Sous prétexte de durcir les dispositifs répressifs face à l’insécurité, en vertu d’une politique du chiffre délirante, et du fait d’une austérité qui assèche les moyens de l’État, le pouvoir en place et ses prédécesseurs ont rendu de plus en plus difficile le métier de policier·e. Les forces de police sont confrontées à de nouveaux défis – comme la montée des incivilités ou délits, les atteintes à l’intégrité des personnes comme des agents publics, l’amplification du trafic de drogue, les violences faites aux femmes ou aux enfants, le dévelop- pement des discriminations et du racisme, le terrorisme – qu’ils doivent relever dans le cadre de la conception républicaine qu’ils ont pour mission de défendre.

Cela passe par :

  • La création d’une police de proximité dotée de 30 000 fonctionnaires et l’ouverture d’un débat national sur le rôle et les missions de la police.
  • La refonte de la formation des agents et l’augmentation de la durée de celle-ci, des moyens pour remplacer les véhicules des agents, les matériels de protection et d’intervention, la rénovation des locaux.
  • Mettre en place un suivi psychologique obligatoire des agents des et organiser des cycles de travail permettant de concilier vie familiale et vie professionnelle.
  • Un nouveau schéma de maintien de l’ordre visant la désescalade.
  • L’abrogation de la loi de 2017 qui élargit la possibilité aux agents de police d’utiliser leur arme et une nouvelle doctrine d’engagement.
  • Les violences et les abus à caractère raciste dans la police ne seront plus tolérés : leurs auteur·e·s seront déféré·e·s devant la justice et pourront faire l’objet de procédures de révocation.
  • Établir un récépissé pour les contrôles d’identité indiquant le fondement légal du contrôle.
  • La création d’une instance indépendante de contrôle de l’activité policière.

 

  1. Élaborer un grand plan de sauvetage de notre justice

La communauté judiciaire est à bout de souffle. Depuis des années, magistrat·e·s, avocat·e·s, greffier·e·s, personnels administratifs alertent et demandent que soient engagées une grande modernisation et une grande démocratisation de la justice, dans le but de la rendre accessible à toutes et tous.
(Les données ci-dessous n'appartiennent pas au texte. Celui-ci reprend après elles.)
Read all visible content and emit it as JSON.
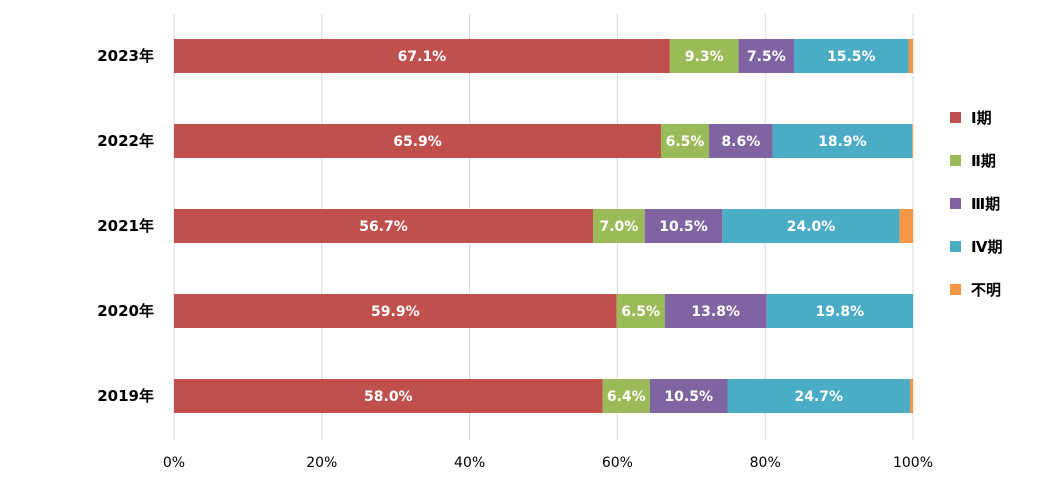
{
  "chart_data": {
    "type": "bar",
    "orientation": "horizontal",
    "stacked": true,
    "title": "",
    "xlabel": "",
    "ylabel": "",
    "xlim": [
      0,
      100
    ],
    "x_ticks": [
      "0%",
      "20%",
      "40%",
      "60%",
      "80%",
      "100%"
    ],
    "grid": true,
    "legend_position": "right",
    "categories": [
      "2023年",
      "2022年",
      "2021年",
      "2020年",
      "2019年"
    ],
    "series": [
      {
        "name": "Ⅰ期",
        "color": "#c0504d",
        "values": [
          67.1,
          65.9,
          56.7,
          59.9,
          58.0
        ],
        "labels": [
          "67.1%",
          "65.9%",
          "56.7%",
          "59.9%",
          "58.0%"
        ]
      },
      {
        "name": "Ⅱ期",
        "color": "#9bbb59",
        "values": [
          9.3,
          6.5,
          7.0,
          6.5,
          6.4
        ],
        "labels": [
          "9.3%",
          "6.5%",
          "7.0%",
          "6.5%",
          "6.4%"
        ]
      },
      {
        "name": "Ⅲ期",
        "color": "#8064a2",
        "values": [
          7.5,
          8.6,
          10.5,
          13.8,
          10.5
        ],
        "labels": [
          "7.5%",
          "8.6%",
          "10.5%",
          "13.8%",
          "10.5%"
        ]
      },
      {
        "name": "Ⅳ期",
        "color": "#4bacc6",
        "values": [
          15.5,
          18.9,
          24.0,
          19.8,
          24.7
        ],
        "labels": [
          "15.5%",
          "18.9%",
          "24.0%",
          "19.8%",
          "24.7%"
        ]
      },
      {
        "name": "不明",
        "color": "#f79646",
        "values": [
          0.6,
          0.1,
          1.8,
          0.0,
          0.4
        ],
        "labels": [
          "",
          "",
          "",
          "",
          ""
        ]
      }
    ]
  }
}
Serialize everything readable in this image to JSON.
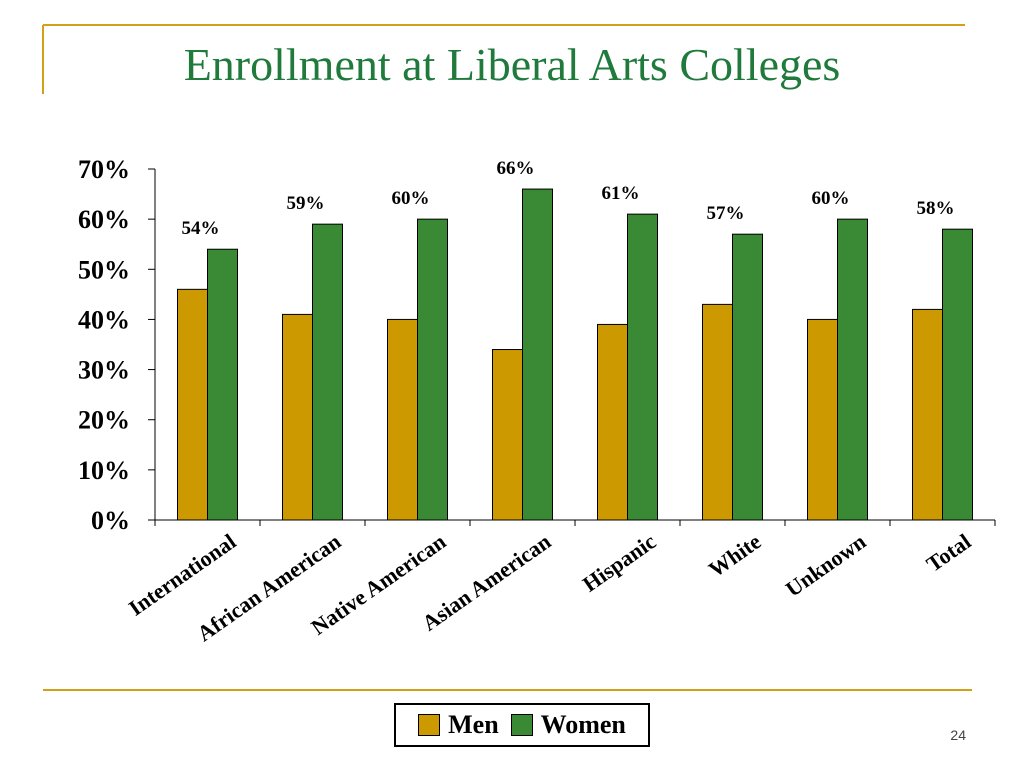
{
  "slide": {
    "title": "Enrollment at Liberal Arts Colleges",
    "number": "24"
  },
  "colors": {
    "title": "#1f7a3c",
    "men": "#cc9900",
    "women": "#3a8a35",
    "frame_accent": "#d4a017"
  },
  "chart_data": {
    "type": "bar",
    "categories": [
      "International",
      "African American",
      "Native American",
      "Asian American",
      "Hispanic",
      "White",
      "Unknown",
      "Total"
    ],
    "series": [
      {
        "name": "Men",
        "values": [
          46,
          41,
          40,
          34,
          39,
          43,
          40,
          42
        ]
      },
      {
        "name": "Women",
        "values": [
          54,
          59,
          60,
          66,
          61,
          57,
          60,
          58
        ]
      }
    ],
    "data_labels": [
      "54%",
      "59%",
      "60%",
      "66%",
      "61%",
      "57%",
      "60%",
      "58%"
    ],
    "y_ticks": [
      "0%",
      "10%",
      "20%",
      "30%",
      "40%",
      "50%",
      "60%",
      "70%"
    ],
    "ylim": [
      0,
      70
    ],
    "grid": false,
    "legend_position": "bottom"
  }
}
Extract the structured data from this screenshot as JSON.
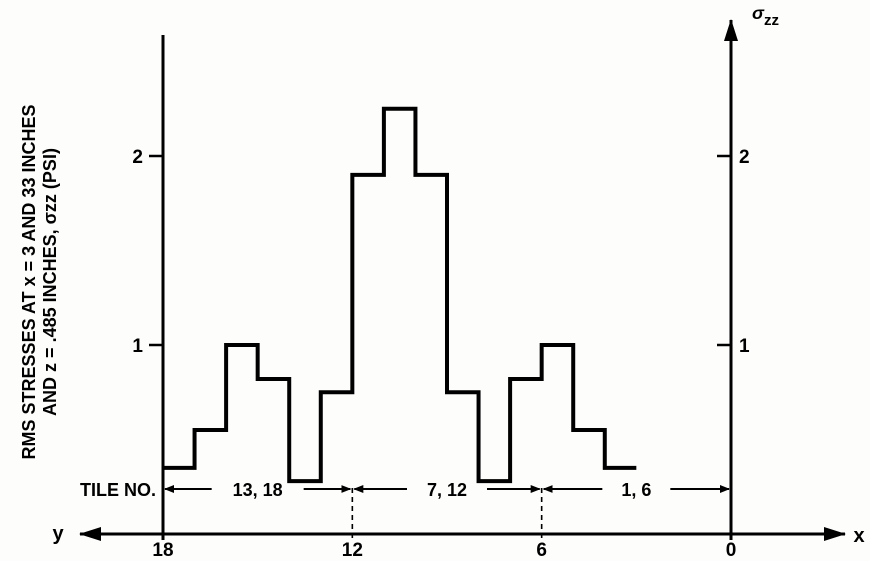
{
  "chart_data": {
    "type": "line",
    "style": "step",
    "x_axis_direction": "reversed",
    "x_axis_names": {
      "left": "y",
      "right": "x"
    },
    "xlim": [
      18,
      0
    ],
    "ylim": [
      0,
      2.5
    ],
    "x_ticks": [
      "18",
      "12",
      "6",
      "0"
    ],
    "y_ticks": [
      "1",
      "2"
    ],
    "right_axis_label": "σzz",
    "ylabel_line1": "RMS STRESSES AT x = 3 AND 33 INCHES",
    "ylabel_line2": "AND z = .485 INCHES, σzz (PSI)",
    "grid": false,
    "series": [
      {
        "steps": [
          {
            "x0": 18,
            "x1": 17,
            "y": 0.35
          },
          {
            "x0": 17,
            "x1": 16,
            "y": 0.55
          },
          {
            "x0": 16,
            "x1": 15,
            "y": 1.0
          },
          {
            "x0": 15,
            "x1": 14,
            "y": 0.82
          },
          {
            "x0": 14,
            "x1": 13,
            "y": 0.28
          },
          {
            "x0": 13,
            "x1": 12,
            "y": 0.75
          },
          {
            "x0": 12,
            "x1": 11,
            "y": 1.9
          },
          {
            "x0": 11,
            "x1": 10,
            "y": 2.25
          },
          {
            "x0": 10,
            "x1": 9,
            "y": 1.9
          },
          {
            "x0": 9,
            "x1": 8,
            "y": 0.75
          },
          {
            "x0": 8,
            "x1": 7,
            "y": 0.28
          },
          {
            "x0": 7,
            "x1": 6,
            "y": 0.82
          },
          {
            "x0": 6,
            "x1": 5,
            "y": 1.0
          },
          {
            "x0": 5,
            "x1": 4,
            "y": 0.55
          },
          {
            "x0": 4,
            "x1": 3,
            "y": 0.35
          }
        ]
      }
    ],
    "boundary_markers": [
      12,
      6
    ],
    "tile_label": "TILE NO.",
    "tile_spans": [
      {
        "from": 18,
        "to": 12,
        "label": "13, 18"
      },
      {
        "from": 12,
        "to": 6,
        "label": "7, 12"
      },
      {
        "from": 6,
        "to": 0,
        "label": "1, 6"
      }
    ]
  }
}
Rétablir la confiance, qui s’est délitée, entre la justice – tant en matière pénale que civile – et les justiciables, et répondre aux multiples revendications de la communauté judiciaire appelle une profonde réforme qui doit notamment rompre avec des logiques purement budgétaires et dégager en urgence des moyens humains et matériels.

Cette réforme inclura :

  • La justice et l’accompagnement des mineur·e·s seront dotés de 25 000 magistrat·e·s, éducatrices et éducateurs.
  • La création d’un véritable code de l’enfance, regroupant tous les textes au civil comme au pénal, et non un code réduit à la justice pénale des mineurs ; le recrutement de juges spécialisés et l’augmentation du nombre d’éducateurs et des moyens de la PJJ.
  • La simplification des procédures pénales et civiles.
  • Le remplacement du Conseil supérieur de la magistrature par un Conseil supérieur de la justice, garant de l’indépendance des magistrats et magistrates.
  • La mise en place de tribunaux spécifiques pour les violences faites aux femmes.
  • L’institution carcérale fera l’objet d’un effort particulier, afin d’en renforcer les moyens et de la rendre plus humaine. La prison républicaine doit être le lieu non seulement de la mise hors d’état de nuire des délinquants et des criminels, mais aussi celui de la réinsertion.
  • Toutes ces mesures supposeront qu’un véritable dialogue voit le jour avec tous les professionnels du droit, dans le cadre de véritables états généraux co-organisés et respectueux de la séparation des pouvoirs, laquelle est la garante d’une justice dé- mocratique préservant les droits et libertés des citoyennes et des citoyens.

 

2

Un plan pour l’égalité républicaine

dans toutes nos communes

 

  1. Investir 10 milliards pour nos communes dont 1 milliard d’euros pour le plan d’urgence proposé par les maires dès 2020

  • Un fonds d’urgence pour les associations œuvrant pour la jeunesse et les publics en difficulté. Co-piloté par les villes, il sera doté d’une enveloppe annuelle de 100 millions d’euros. Suppression de la taxe d’habitation pour les locaux des associations.
  • Un fonds de 200 millions d’euros pour la création de comités locaux de solidarité dans les villes les plus pauvres. Consacrés à l’aide d’urgence (détresse sociale, grande pauvreté, aide alimentaire...), ces moyens permettront de renforcer les marges de manœuvre des acteurs de terrain.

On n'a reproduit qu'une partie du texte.